I have heard that selling on the black market will lower the influence of the controlling station. Has anyone confirmed this to be true? If it is, will it also lower influence if you sell at a slight lost?
It's kind of a shame that it applies to the anarchy (criminal / pirate factions).
It would be nice if black market trade had a positive effect on anarchy factions.
I do feel for the Pirates. Their job is tough and doesn't make much money, and their factions might as well have a big target painted on them.
Yes, blackmarket sales can tank a faction's inflence rather well.
Not sure about selling at a loss in a blackmarket. But I doubt it would help the controlling faction.
The best way is to frequently smuggle several different types of illegal goods.
I wonder if Archon's PP dynamic undoes this, because I've sold probably 100 million credits of slaves to one station in Archon space and as far as I know the faction in control has just as much influence.
FTFYAgreed. Iv suggested many times that FD allow any goods to be sold on the open market at Anarchy stations. If you can murder right outside the no fire zone with impunity you should be able toselltake a ton of narcotics.
It's kind of a shame that it applies to the anarchy (criminal / pirate factions).
It would be nice if black market trade had a positive effect on anarchy factions.
I do feel for the Pirates. Their job is tough and doesn't make much money, and their factions might as well have a big target painted on them.
More to the point - how can any true anarchy have a "blackmarket"? Surely it's an oxymoron?
I am actually suspicious that anarchy factions are negatively effected by blackmarket sales. Iv actually only noticed positive effects after selling millions of illegal goods at one Anarchy station. With that being said, Anarchy stations should allow sales on open market.
The problem with this is it is easily exploitable. All you need is a mate to jettison a cargo full of goods, so they are now stolen.Refering back to the stolen goods/alien goods being the only goods sellable on an anarchy black market... you can't "buy" stolen goods; they're stolen i.e have zero cost. Same goes for alien artefacts.
The problem with this is it is easily exploitable. All you need is a mate to jettison a cargo full of goods, so they are now stolen.
You can do that, but to what end?
If you're trying to tank someone's influence by selling stolen goods on the black market, I'd argue the time it'd take to get those jetted goods into your hold (given the limit on the number of canisters you can jet into space... 20-something last I heard?) you'd be quicker to just go to a nearby market in a different system and buy some illegal goods... provided the nerf FD made to the influence effects of zero-cost goods means 100t of stolen palladium has a comparable negative effect to selling 100t of purchased palladium for 700+cr profit (or for selling 100t of illegal goods for a negative effect)
Yeah, its much more time/credit efficient to buy illegal stuff from a nearby system and sell it at the black market. Technically it is exploitable but that exploit is probably only useful in very limited circumstances (illegal goods not available locally, huge in system travel times). I would also have a question about whether goods bought and sold at the same station has an effect at all - despite the cargo being "laundered".

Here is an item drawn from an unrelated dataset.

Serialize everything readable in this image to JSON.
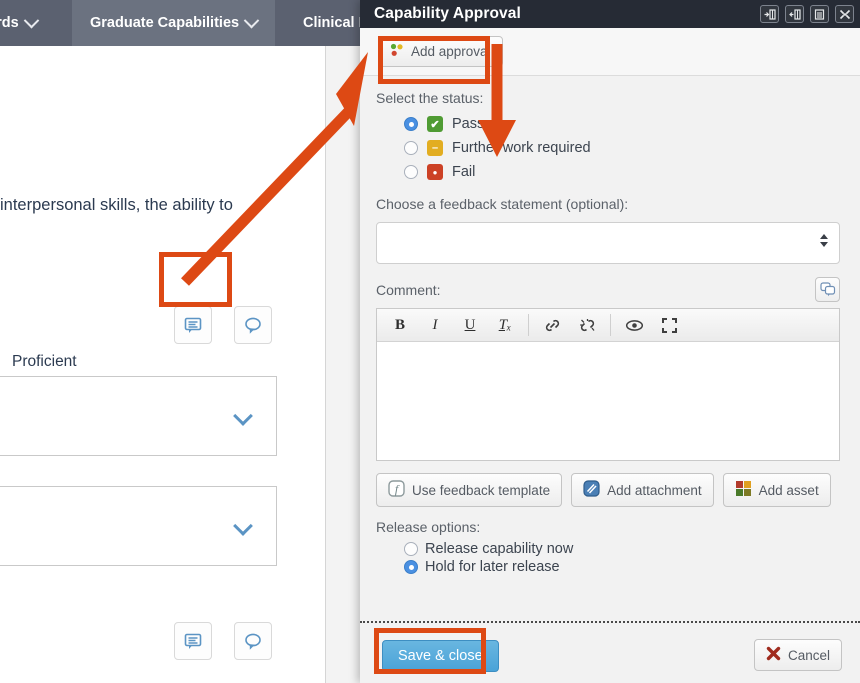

Much more fun too to run a shield-less smuggling ship!
When unlocking the engineer who wanted me to deal with (I forget how many) black markets, I hit on the idea of docking in a station, taking a delivery mission, cancelling the mission, then selling the mission goods in the black market. Then move on to the next place with nothing illegal in the hold. I wonder if that could be carried to extremes to mess with faction influence?
Not anymore.
Black market sales used to increase rep. It still does but dramatically less so, so much you would hit hostile worth everyone in system in no time. Canceling missions kills rep pretty quickly.
Since hostile is nothing but a punishment state, you wouldn't be able to dock and influence a wars outcome with bonds or help in an election.